Taking a logarithm distributes the variable to become more normal, in the case that a variable is right-skewed
Functions come in the form with:In(u) = 𝛽0 + 𝛽1X1 + 𝛽2X2 + ...
With this distribution, a Poisson distribution is assumed with the error structure.

Overdose Death Example

The histogram is measured at the country level and shows how many total OD deaths occurred through the year of 2018
A smaller proportion of values and amounts fall close to 0
Questions like:"how rates of poverty and adults that go to school can cause more overdoses" can come to mind when asking questions related to this

Running a Poisson Regression

Quite similar to that of to the running of a logistic reggression
glm() is the function that is in use during this process.

Changes in Families

Is used and changes using "possion" which the name of the family
When the numbers, people, county/region matters, its accounted for more in the "OD deaths" example

Adjusting

Offset is required, to allow for adding our model in total
With data and information from every area and group, "Family" comes with the use of poisson

Results

A transformation using log scale, meaning the coefficients need to be to be taken in to account.
In(u) = 𝛽0 + 𝛽1X1 + 𝛽2X2 + ... Is an example of the data being used.
For more on the relationship and effect, the beta needs to have its coefficients taken into account.
Same effects happen using logistics.

Incidence Rate Ratio

Its based on a log scale where the coefficients are in relation to the numbers.
This shows that when the data with all these areas, all have significant relationship and the coefficients are taken into consideration.

Poisson Assumption

The main assumption/view is that that total equal amount/number and results is the outcome.
Often the outcome is overdispersed means having a more wide variance.
This means you would need to run a binomial mode to show that all the results were as close as can be in relation to each other.
Looking as null and how close the points are
A high range that's has data closer to it that binomial is needed. The higher count means a sense need to be had between all.

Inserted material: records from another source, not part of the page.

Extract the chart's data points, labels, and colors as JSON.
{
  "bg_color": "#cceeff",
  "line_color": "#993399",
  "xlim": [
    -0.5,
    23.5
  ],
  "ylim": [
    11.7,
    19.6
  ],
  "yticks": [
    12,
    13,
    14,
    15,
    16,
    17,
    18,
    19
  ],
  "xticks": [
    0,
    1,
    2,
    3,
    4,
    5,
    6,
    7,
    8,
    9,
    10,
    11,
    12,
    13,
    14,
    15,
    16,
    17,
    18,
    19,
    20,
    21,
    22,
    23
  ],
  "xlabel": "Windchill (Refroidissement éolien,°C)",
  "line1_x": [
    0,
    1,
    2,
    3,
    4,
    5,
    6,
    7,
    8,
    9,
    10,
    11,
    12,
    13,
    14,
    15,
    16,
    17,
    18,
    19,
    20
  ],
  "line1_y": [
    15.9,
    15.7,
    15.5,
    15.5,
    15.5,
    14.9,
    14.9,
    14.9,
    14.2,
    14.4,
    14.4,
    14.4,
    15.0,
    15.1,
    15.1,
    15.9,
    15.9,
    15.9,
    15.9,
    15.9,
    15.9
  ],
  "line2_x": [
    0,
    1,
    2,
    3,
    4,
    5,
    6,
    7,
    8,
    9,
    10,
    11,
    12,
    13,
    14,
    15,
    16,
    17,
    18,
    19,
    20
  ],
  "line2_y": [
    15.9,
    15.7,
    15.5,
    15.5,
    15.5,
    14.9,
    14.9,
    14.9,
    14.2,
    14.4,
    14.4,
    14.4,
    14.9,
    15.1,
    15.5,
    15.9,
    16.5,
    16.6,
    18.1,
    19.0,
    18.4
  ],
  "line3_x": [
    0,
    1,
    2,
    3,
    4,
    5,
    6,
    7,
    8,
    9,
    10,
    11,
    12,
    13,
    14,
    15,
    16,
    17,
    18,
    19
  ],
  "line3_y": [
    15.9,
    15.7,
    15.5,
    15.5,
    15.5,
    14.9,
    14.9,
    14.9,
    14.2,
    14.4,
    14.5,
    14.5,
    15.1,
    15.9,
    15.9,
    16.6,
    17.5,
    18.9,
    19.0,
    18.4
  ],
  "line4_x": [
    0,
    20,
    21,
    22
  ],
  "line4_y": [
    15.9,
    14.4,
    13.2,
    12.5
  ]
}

Running Negative Binomial data numbers in the set

Gmlnb allows for using the functions and parameters with more understanding.
The data in relation of to both and the link and numbers that connect/coordinate the data.
The Deviance or points of the date is close as ever.
When a model is in the NB model there will result, being interpreted the same as it would with Poisson.

Putting in the Results

A CSV format is what has the output and is commonly used.
When "Rattos are seen being presented there's another side with having the data used that's not shown but considered
The high results being from highschool high graduation and an unseeable amount of deaths are the points and focus to take from the data

Modified Poisson

Its used as an alternative, and shown with logistics

Modified Zou's Poisson

The odds being used are complex
The use of R.R ratios in results
With different angles and view of the results.
The common used and known version of the data.

Steps

The code for the results needs to have different angles and use for each one
The "sandwichs" estimator results and the errors.

Implantation

Same in code and easy to use.
Simple version of code is better.
Sandwich codes

Zou"s Modified Poisson

To easily see the data even when data is already extracted

log

A step by step data extract

"Rare codes

In Logistics

Studying That Suits You

Use AI to generate personalized quizzes and flashcards to suit your learning preferences.